Jiyul, a resident monk at Naewon Temple on Mount Cheonseong has made a great contribution to raising people's environmental awareness since she began her protest campaign four years ago against the construction of a 13 kilometer tunnel through the mountain. The mountainous area has a unique marsh which is known as the habitat of some rare plants and animals, including Korean clawed salamander. Now, it is time for her and her supporters to take a step back.

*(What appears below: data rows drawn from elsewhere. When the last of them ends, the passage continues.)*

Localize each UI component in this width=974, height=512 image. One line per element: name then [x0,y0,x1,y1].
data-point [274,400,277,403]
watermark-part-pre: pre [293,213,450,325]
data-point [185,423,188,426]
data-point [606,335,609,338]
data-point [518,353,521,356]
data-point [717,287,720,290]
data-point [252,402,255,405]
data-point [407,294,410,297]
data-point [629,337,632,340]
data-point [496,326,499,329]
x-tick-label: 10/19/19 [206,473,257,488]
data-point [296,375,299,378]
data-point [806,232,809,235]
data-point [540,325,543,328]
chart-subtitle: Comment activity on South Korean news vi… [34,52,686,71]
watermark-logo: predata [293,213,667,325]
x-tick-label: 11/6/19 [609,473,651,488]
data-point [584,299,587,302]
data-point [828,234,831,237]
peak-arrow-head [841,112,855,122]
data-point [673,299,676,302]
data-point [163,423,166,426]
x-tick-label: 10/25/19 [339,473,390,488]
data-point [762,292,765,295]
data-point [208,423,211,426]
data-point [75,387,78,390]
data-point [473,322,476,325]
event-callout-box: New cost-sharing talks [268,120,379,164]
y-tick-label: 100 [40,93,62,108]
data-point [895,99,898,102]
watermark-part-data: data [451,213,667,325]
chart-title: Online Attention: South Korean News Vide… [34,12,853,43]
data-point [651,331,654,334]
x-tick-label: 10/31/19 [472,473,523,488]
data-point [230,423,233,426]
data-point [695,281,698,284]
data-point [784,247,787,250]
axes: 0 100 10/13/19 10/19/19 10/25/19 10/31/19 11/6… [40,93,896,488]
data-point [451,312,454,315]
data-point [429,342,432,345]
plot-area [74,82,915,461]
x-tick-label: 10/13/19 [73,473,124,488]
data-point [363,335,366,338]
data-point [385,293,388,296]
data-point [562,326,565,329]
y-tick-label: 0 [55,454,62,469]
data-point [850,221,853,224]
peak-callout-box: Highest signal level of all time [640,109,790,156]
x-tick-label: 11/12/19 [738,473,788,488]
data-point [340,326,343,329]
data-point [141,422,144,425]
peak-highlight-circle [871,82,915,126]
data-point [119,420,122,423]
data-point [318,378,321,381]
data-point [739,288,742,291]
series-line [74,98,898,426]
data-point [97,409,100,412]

Her on-and-off fast continued at a location near the presidential mansion Cheong Wa Dae until a week ago when the authorities finally told Jiyul that they cannot accept her request for a three-month delay of blasting work for the tunnel, a part of the final section of the Seoul-Busan high-speed railway, and a new environmental survey. She disappeared from her fasting place, causing deep worries about her next move, but she reappeared at a Buddhist hall in Seoul's Seocho-dong on Sunday to continue her hunger protest.

Priests at Jungto Society said they could not defy her resolve. They told the press that she had asked them to follow her cause if she died. It sounded like they could not do anything but respect her will even if she faced certain death. The authorities should immediately intervene and force the nun into a hospital.

Random opinion polls on Internet sites overwhelmingly call for an end to the hunger strike, which many found to have gone beyond the proper mode of making a civil petition to the government. On environmental issues, what is most important is the comparison of public benefits between those from the preservation of a certain segment of the nature and those from the development of that part of the nature for industrial interests. That kind of comparison is difficult because different values are involved but we have the court of law to make a final judgment.

And, a hunger protest is tantamount to threatening the other side with human life, which is the last thing permissible even if it is the protester's own.